Compute screen delay through HDMI


When playing a video file on a computer, HD television (LED, Plasma or whatever...), there is a delay between the displayed video and the audio out of the computer.

I heard that blueray player can extract this information from the HDMI connector to delay the audio output accordingly. Is it true? Is it possible to extract this information programmaticaly?


Solution

  • HDMI devices communicate much information among themselves. Some examples:

    • What video timing(s) are supported
    • Video formats supported
    • What kind of audio (device) is supported/used
    • EDID information

      From hdmi.org: "The EDID PROM contains information about the sink(display device) that it resides in. Its job is to communicate the preferred (or supported) video and audio formats and resolutions to the originating source"

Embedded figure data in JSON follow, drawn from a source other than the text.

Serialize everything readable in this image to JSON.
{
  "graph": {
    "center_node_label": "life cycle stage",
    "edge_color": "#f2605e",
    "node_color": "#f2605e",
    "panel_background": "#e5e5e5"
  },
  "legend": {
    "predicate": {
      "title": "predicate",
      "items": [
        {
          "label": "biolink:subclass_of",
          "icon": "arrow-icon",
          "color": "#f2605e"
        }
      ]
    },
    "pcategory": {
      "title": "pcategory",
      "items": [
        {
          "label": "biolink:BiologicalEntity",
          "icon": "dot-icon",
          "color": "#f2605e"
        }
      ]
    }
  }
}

    • What other HDMI devices are hooked up(daisy-chained) and their video/audio formats

    In delay, there can be variable delay time while the devices sync with each other. However, in regards to a proper timing of video/audio, later compliant HDMI devices should synchronize automatically. From "Why is Lip Sync important":

    "HDMI 1.3 provides a method whereby the audio processing times in devices can be automatically adjusted to remove lip sync errors."

    To access the information programmatically, I believe you need a Intel licensed HDMI device(see HDCP in Wikipedia) that would be able to send/receive the encrypted HDMI stream from the other device(s). This would be an HDMI device complete with a device driver whose API's you can call from your program.

    In your case you mention playing a video file. To fix the audio/video synchronization, you likely have to find the option in your media player program to either delay or speed up the audio start rather than access and change something on the HDMI device.